I ended my tour in the Reading Room. A dome of knowledge, designed to be silent and reverent. Books everywhere, some rare, some ancient, most English. Standing beneath the great dome, I thought of every scholar, poet, and madman who once studied here, unaware that the very items they wrote about sat just floors away. This room felt like a monument to a version of history curated, cropped, and colonised. I thought of all the knowledge that did not make it here. Manuscripts burned, languages lost, oral traditions erased; histories that never got the chance to be catalogued because they were not written in ink approved by the empire.
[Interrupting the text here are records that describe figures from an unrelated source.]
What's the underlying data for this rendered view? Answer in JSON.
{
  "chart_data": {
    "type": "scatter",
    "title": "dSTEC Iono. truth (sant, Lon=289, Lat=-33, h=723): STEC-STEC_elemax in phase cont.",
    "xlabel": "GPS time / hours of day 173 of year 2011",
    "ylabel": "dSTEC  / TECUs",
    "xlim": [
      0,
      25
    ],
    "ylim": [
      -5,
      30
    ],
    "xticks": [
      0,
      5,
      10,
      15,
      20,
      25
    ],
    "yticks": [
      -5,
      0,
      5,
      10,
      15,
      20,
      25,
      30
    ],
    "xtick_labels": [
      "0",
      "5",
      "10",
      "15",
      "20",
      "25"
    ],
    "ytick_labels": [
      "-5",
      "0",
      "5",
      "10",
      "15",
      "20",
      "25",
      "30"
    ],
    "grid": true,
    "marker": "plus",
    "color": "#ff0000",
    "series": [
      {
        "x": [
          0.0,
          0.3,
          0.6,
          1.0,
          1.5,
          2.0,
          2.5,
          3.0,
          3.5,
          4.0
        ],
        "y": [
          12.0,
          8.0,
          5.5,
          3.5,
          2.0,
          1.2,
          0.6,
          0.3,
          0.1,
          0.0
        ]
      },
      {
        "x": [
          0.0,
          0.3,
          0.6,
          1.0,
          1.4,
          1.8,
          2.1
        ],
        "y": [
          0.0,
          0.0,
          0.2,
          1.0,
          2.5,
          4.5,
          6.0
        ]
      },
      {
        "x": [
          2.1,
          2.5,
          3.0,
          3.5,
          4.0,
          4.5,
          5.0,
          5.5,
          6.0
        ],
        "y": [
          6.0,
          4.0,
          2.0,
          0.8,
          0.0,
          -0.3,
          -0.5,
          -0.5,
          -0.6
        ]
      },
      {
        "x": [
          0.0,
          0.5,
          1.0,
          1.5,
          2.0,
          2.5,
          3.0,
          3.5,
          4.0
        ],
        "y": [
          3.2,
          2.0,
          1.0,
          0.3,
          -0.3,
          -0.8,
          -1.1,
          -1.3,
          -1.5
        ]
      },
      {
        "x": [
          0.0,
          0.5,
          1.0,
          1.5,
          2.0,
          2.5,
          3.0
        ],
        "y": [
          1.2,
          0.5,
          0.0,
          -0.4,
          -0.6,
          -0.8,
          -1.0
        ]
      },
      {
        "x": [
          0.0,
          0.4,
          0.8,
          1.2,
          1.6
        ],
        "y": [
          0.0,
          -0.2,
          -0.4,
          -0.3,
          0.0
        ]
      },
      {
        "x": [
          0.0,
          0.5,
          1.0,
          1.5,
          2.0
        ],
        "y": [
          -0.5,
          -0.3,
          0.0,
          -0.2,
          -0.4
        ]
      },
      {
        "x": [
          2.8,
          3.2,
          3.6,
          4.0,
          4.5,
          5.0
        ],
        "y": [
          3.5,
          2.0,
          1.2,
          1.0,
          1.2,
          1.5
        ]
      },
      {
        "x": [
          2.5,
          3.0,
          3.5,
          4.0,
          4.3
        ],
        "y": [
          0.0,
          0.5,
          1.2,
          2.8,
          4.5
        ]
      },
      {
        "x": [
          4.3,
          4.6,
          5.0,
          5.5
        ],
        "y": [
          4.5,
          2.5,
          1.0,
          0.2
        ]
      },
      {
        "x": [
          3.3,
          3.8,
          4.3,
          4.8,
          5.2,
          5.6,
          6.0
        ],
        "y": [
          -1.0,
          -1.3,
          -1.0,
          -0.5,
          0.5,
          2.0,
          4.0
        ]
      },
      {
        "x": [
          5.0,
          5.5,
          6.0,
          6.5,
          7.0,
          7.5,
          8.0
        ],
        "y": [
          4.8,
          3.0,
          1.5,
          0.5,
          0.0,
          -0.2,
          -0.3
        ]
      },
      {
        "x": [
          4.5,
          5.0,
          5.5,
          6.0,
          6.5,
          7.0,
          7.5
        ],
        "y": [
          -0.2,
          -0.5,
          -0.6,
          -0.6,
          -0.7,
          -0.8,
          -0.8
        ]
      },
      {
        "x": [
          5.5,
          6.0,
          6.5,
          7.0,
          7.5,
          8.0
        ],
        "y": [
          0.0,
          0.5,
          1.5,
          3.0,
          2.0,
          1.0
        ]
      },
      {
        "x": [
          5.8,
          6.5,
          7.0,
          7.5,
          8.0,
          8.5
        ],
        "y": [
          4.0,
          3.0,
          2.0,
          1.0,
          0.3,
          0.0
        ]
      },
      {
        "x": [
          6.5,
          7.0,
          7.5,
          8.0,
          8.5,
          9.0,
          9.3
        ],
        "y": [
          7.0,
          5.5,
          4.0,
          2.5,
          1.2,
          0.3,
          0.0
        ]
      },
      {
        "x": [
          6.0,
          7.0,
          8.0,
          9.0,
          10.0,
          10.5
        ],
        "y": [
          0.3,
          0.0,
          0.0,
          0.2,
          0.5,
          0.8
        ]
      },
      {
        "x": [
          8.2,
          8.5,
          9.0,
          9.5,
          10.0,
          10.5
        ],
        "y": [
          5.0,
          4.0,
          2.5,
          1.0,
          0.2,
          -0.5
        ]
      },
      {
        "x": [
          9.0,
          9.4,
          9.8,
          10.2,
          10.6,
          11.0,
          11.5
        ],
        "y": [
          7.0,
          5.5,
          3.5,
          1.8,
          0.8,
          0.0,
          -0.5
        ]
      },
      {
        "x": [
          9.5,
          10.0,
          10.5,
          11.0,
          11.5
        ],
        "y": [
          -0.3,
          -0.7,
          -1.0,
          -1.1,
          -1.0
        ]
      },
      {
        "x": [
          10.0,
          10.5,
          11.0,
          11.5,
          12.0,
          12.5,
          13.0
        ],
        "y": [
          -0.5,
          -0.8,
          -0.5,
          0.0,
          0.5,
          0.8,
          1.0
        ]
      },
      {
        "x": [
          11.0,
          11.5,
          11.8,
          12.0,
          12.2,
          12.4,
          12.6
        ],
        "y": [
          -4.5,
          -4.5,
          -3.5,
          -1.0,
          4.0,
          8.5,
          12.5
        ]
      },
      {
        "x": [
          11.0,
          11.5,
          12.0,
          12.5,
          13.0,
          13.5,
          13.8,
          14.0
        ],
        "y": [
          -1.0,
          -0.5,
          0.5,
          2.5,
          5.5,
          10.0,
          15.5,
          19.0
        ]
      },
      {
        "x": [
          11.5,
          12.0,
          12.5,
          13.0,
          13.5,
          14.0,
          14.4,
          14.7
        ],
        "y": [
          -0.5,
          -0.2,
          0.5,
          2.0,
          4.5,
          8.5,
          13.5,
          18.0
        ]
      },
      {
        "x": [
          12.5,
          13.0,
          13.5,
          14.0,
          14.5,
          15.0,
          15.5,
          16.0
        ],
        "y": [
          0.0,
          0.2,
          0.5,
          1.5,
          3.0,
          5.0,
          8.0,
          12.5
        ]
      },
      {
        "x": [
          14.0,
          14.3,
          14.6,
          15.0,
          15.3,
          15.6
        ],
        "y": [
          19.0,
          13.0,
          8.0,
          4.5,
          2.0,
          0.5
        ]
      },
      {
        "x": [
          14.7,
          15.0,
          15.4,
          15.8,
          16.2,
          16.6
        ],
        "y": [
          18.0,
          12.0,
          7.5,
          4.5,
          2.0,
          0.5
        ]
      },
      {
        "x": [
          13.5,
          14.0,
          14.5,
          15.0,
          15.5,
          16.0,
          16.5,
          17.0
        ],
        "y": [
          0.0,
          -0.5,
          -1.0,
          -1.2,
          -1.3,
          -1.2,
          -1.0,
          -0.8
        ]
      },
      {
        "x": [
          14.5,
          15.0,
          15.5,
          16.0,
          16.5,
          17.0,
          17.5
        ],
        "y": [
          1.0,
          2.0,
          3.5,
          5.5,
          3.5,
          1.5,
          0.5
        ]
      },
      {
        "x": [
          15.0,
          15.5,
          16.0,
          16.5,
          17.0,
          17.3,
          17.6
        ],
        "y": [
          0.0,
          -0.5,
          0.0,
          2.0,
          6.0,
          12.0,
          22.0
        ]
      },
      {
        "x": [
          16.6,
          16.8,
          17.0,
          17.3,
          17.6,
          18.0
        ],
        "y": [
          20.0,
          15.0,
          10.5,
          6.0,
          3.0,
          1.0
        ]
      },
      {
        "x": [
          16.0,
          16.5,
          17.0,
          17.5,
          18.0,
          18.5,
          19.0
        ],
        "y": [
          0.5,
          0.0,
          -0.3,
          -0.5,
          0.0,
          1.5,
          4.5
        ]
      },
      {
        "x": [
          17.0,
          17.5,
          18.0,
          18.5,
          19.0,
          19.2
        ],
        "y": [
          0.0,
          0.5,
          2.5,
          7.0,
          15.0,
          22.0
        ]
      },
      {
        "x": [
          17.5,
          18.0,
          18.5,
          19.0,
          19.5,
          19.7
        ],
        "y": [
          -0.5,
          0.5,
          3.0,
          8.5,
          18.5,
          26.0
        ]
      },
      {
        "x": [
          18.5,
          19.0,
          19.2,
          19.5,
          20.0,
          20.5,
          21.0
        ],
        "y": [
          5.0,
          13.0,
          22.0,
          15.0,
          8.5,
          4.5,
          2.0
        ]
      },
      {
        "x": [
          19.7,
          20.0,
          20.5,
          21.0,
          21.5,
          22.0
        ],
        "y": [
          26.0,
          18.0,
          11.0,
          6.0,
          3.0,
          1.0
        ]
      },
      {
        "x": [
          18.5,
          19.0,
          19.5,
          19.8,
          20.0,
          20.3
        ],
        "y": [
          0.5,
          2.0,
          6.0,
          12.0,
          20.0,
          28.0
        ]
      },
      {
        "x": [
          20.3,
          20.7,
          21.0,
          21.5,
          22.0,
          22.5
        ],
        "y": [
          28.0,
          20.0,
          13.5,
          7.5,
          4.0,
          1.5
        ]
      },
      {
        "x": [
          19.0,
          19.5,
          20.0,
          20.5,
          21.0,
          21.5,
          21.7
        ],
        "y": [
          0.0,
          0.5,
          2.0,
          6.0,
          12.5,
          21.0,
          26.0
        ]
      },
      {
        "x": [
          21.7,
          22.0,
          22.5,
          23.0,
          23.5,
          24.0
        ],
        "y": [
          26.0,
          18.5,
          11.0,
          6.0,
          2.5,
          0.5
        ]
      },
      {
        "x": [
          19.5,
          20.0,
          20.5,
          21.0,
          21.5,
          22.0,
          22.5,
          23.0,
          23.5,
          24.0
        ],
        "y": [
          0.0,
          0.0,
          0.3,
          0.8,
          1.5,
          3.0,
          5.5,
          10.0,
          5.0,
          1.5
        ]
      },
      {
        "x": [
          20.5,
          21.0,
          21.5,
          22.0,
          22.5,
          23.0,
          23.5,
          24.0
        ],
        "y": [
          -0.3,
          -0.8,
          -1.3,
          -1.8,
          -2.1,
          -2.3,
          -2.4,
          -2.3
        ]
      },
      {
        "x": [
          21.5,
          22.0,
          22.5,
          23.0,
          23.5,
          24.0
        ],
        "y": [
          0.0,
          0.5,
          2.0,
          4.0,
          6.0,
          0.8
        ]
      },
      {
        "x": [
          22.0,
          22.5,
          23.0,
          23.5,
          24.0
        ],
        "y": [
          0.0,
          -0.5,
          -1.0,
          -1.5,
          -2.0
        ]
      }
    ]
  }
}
I exited the British Museum after nearly five hours, intellectually bloated and morally conflicted. I had spent a day time-traveling, witnessing humanity's finest artistry and worst greed. The contradiction is unbearable, but also unmissable. Because while I was angry about how these pieces got here, I was also grateful I got to see them. From pharaohs to philosophers, warriors to weavers, priests to peasants; every part of the ancient world had a voice here, even if it had been filed under the wrong address.
So yes, the British Museum is a thief's scrapbook. But it is also a mirror held up to our shared history, flaws and all. It is the story of how we built, conquered, worshipped, calculated, danced, and dreamed. And that story is still unfolding. I left thinking not just about what I saw, but about what I did not: restitution, accountability, and perhaps someday, return.